Entretemps, en août 2008, l’ancien président est condamné à mort par contumace pour crimes contre l’humanité à N’Djamena .

Le 30 juin 2013, il est placé en garde à vue à Dakar dans le cadre d’une enquête ouverte par les Chambres africaines extraordinaires (CAE), juridiction spéciale créée par le Sénégal et l’Union africaine.

Son jugement et condamnation

Hissène Habré est jugé à partir du 20 juillet 2015, à Dakar. Le 30 mai 2016 , il est reconnu coupable de crimes contre l’humanité, viols, exécutions, esclavage et enlèvements. Les CAE le condamnent en première instance à la prison à perpétuité. Le 29 juillet 2016 s’ajoute à cette peine une condamnation à verser entre 10 et 20 millions de francs CFA par victime.

Hissène Habré ayant interjeté appel, le procès en appel commence le 9 janvier 2017. Le 27 avril 2017, les Chambres extraordinaires africaines annoncent le maintien de la condamnation à la prison à perpétuité, peine qu’il purgera au Sénégal ou dans un autre pays de l’Union africaine. En outre, la Chambre d’appel fixe le montant des dommages que Hissène Habré devra verser à 82 milliards 290 millions de francs CFA.
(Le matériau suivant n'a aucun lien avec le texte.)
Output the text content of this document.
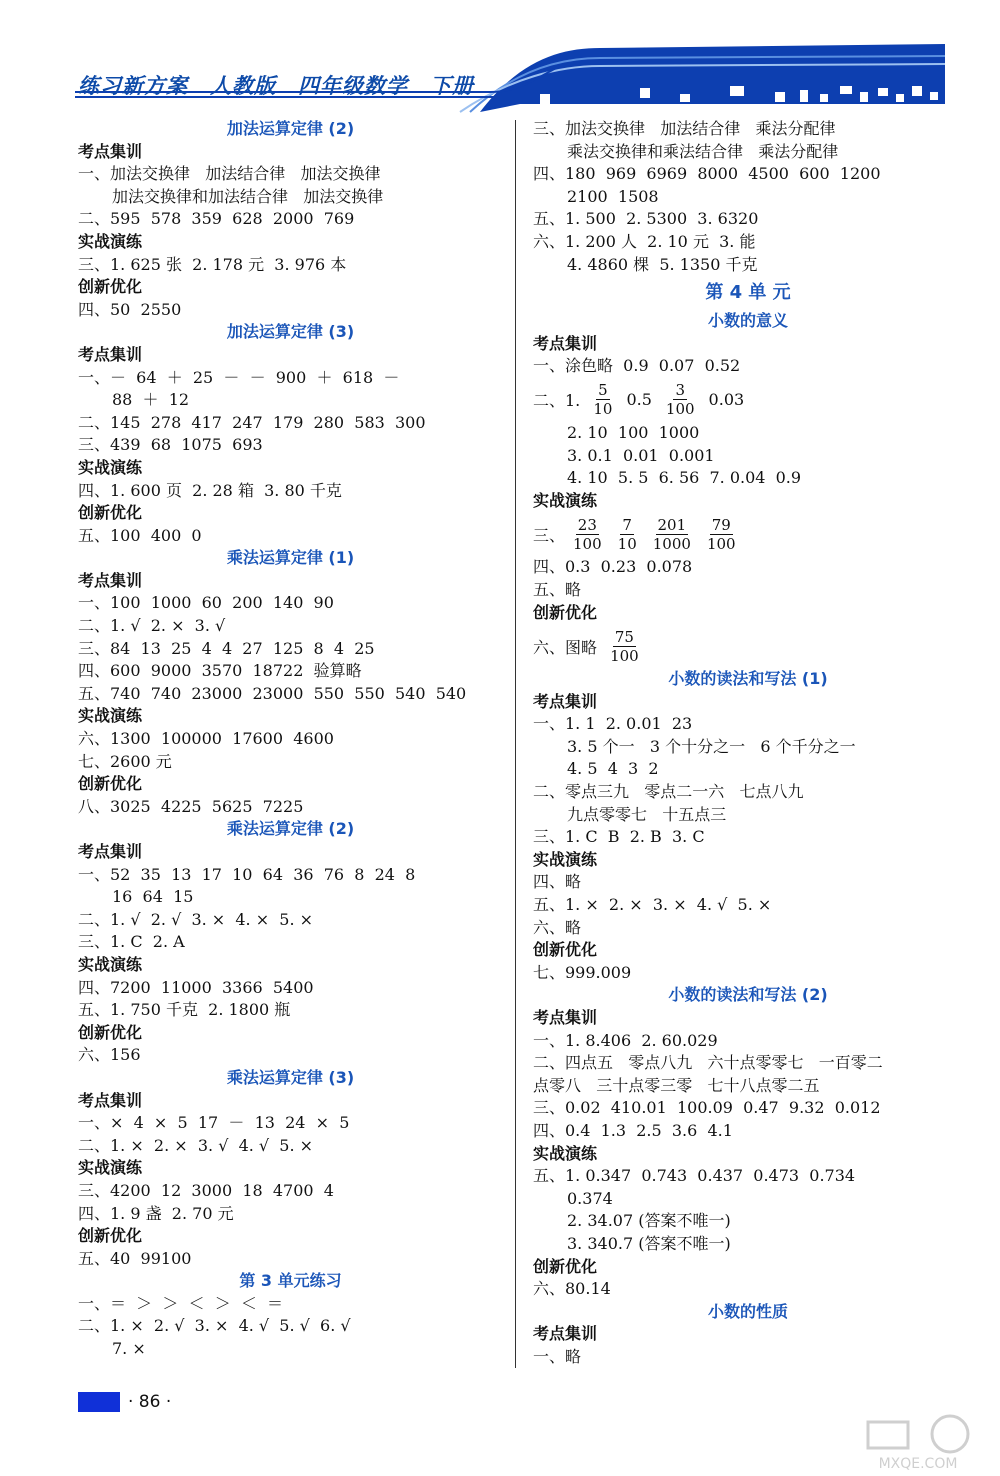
练习新方案 人教版 四年级数学 下册
加法运算定律 (2)
考点集训
一、加法交换律   加法结合律   加法交换律
加法交换律和加法结合律   加法交换律
二、595  578  359  628  2000  769
实战演练
三、1. 625 张  2. 178 元  3. 976 本
创新优化
四、50  2550
加法运算定律 (3)
考点集训
一、－  64  ＋  25  －  －  900  ＋  618  －
88  ＋  12
二、145  278  417  247  179  280  583  300
三、439  68  1075  693
实战演练
四、1. 600 页  2. 28 箱  3. 80 千克
创新优化
五、100  400  0
乘法运算定律 (1)
考点集训
一、100  1000  60  200  140  90
二、1. √  2. ×  3. √
三、84  13  25  4  4  27  125  8  4  25
四、600  9000  3570  18722  验算略
五、740  740  23000  23000  550  550  540  540
实战演练
六、1300  100000  17600  4600
七、2600 元
创新优化
八、3025  4225  5625  7225
乘法运算定律 (2)
考点集训
一、52  35  13  17  10  64  36  76  8  24  8
16  64  15
二、1. √  2. √  3. ×  4. ×  5. ×
三、1. C  2. A
实战演练
四、7200  11000  3366  5400
五、1. 750 千克  2. 1800 瓶
创新优化
六、156
乘法运算定律 (3)
考点集训
一、×  4  ×  5  17  －  13  24  ×  5
二、1. ×  2. ×  3. √  4. √  5. ×
实战演练
三、4200  12  3000  18  4700  4
四、1. 9 盏  2. 70 元
创新优化
五、40  99100
第 3 单元练习
一、＝  ＞  ＞  ＜  ＞  ＜  ＝
二、1. ×  2. √  3. ×  4. √  5. √  6. √
7. ×
三、加法交换律   加法结合律   乘法分配律
乘法交换律和乘法结合律   乘法分配律
四、180  969  6969  8000  4500  600  1200
2100  1508
五、1. 500  2. 5300  3. 6320
六、1. 200 人  2. 10 元  3. 能
4. 4860 棵  5. 1350 千克
第 4 单 元
小数的意义
考点集训
一、涂色略  0.9  0.07  0.52
二、1. $\frac{5}{10} 0.5 \frac{3}{100} 0.03$
2. 10  100  1000
3. 0.1  0.01  0.001
4. 10  5. 5  6. 56  7. 0.04  0.9
实战演练
三、 $\frac{23}{100} \frac{7}{10} \frac{201}{1000} \frac{79}{100}$
四、0.3  0.23  0.078
五、略
创新优化
六、图略 $\frac{75}{100}$
小数的读法和写法 (1)
考点集训
一、1. 1  2. 0.01  23
3. 5 个一   3 个十分之一   6 个千分之一
4. 5  4  3  2
二、零点三九   零点二一六   七点八九
九点零零七   十五点三
三、1. C  B  2. B  3. C
实战演练
四、略
五、1. ×  2. ×  3. ×  4. √  5. ×
六、略
创新优化
七、999.009
小数的读法和写法 (2)
考点集训
一、1. 8.406  2. 60.029
二、四点五   零点八九   六十点零零七   一百零二
点零八   三十点零三零   七十八点零二五
三、0.02  410.01  100.09  0.47  9.32  0.012
四、0.4  1.3  2.5  3.6  4.1
实战演练
五、1. 0.347  0.743  0.437  0.473  0.734
0.374
2. 34.07 (答案不唯一)
3. 340.7 (答案不唯一)
创新优化
六、80.14
小数的性质
考点集训
一、略
· 86 ·
MXQE.COM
Son conseil, se fondant sur des risques pour sa santé en raison de la Covid-19 et de son âge avancé, demande sa libération temporaire. Hissène Habré est donc placé le 7 avril 2020 en résidence surveillée pour 60 jours. Il retourne en prison le 7 juin 2020. En avril 2021, son avocat demande encore une libération compte tenu de sa santé précaire mais la justice sénégalaise la rejette.

Finalement, celui qui était aussi appelé le lion de l’UNIR (le parti qu’il a fondé), décède de suite de la Covid-19 ce mardi 24 août 2021. Il avait 79 ans.